(This review first appeared in August 2003)

Rating: ★★★★★ 

The Curious Incident of the Dog in the Night-Time, by Mark Haddon.  Doubleday (2002), 240 pages.

This book is narrated by an autistic boy who discovers his neighbor’s dog has been murdered.  As he sets out to find the the killer, he uncovers the painful truth behind the loss of his mother.  Because he is autistic, however, he is unable to feel the emotions of the situation he is describing to us.  This incongruence between what the narrator describes and what the reader understands is actually happening creates a story that is simultaneously heartbreaking and very funny.  Haddon’s writing is flawless, the plot is full of unexpected turns, and the dialogue is dead-on.

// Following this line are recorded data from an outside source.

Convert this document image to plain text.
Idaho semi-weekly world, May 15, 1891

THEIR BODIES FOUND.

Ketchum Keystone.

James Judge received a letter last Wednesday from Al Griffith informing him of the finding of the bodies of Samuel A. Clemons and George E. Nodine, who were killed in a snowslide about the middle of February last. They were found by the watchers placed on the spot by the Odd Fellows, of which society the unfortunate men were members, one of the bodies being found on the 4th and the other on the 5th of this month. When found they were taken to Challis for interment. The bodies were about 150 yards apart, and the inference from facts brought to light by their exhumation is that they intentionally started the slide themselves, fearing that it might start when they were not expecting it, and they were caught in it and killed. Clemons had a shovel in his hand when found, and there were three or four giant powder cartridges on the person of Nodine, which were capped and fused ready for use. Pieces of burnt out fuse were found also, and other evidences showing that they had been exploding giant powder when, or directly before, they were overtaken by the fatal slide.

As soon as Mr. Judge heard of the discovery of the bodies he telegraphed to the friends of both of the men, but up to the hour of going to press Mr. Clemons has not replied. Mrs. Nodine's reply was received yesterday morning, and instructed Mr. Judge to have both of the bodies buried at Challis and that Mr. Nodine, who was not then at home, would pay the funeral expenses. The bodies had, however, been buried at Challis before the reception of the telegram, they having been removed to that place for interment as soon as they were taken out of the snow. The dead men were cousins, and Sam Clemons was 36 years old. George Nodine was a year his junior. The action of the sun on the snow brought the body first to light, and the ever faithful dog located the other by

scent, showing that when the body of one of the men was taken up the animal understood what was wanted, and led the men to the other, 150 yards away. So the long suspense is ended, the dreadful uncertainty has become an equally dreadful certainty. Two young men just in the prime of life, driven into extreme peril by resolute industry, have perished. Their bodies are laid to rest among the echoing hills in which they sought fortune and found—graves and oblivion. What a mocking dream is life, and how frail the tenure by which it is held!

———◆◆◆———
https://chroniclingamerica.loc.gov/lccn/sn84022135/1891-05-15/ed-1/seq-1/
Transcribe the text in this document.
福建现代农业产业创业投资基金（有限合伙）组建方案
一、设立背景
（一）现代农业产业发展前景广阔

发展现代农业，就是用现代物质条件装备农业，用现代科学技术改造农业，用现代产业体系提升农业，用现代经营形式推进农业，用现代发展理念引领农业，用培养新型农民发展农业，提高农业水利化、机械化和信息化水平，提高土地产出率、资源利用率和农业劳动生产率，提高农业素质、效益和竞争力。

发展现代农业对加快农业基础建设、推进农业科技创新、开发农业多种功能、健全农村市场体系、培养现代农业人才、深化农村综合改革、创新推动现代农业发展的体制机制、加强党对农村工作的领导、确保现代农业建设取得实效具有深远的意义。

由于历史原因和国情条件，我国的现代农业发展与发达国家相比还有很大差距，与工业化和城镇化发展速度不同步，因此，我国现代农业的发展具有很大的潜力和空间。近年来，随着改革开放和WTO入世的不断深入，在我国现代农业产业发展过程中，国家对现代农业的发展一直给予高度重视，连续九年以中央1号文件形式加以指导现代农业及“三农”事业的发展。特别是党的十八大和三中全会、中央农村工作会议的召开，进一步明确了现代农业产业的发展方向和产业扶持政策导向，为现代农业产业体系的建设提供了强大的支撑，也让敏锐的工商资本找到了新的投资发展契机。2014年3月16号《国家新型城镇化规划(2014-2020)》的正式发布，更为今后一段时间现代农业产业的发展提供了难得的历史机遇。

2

In addition, the cover art is a perfect example of what a cover should be. It expresses the originality of the story, the point of view of the narrator, something of the plot itself, and is a delight to simply sit and look at. In a world of banal, derivative, and sometimes completely misleading cover art (the horribly titled Learning Joy from Dogs without Collars, for example, has a photo of a girl and her dog on the cover but not a single dog within its pages), it is important that good design be recognized. Congratulatons to Maria Carella for her fine work on the cover.

EXCERPT:
It was 7 minutes after midnight.  The dog was lying on the grass in the middle of the lawn in front of Mrs. Shears’s house.  It’s eyes were closed.  It looked as if it was running on its side, the way dogs run when they think they are chasing a cat in a dream.  But the dog was not running or asleep.  The dog was dead.  There was a garden fork sticking out of the dog.   The points of the fork must have gone all the way through the dog and into the ground because the fork had not fallen over.  I decided that the dog was probably killed with the fork because I could not see any other wounds in the dog and I do not think you would stick a garden fork into a dog after it had died for some other reason, like cancer, for example, or a road accident. But I could not be certain about this.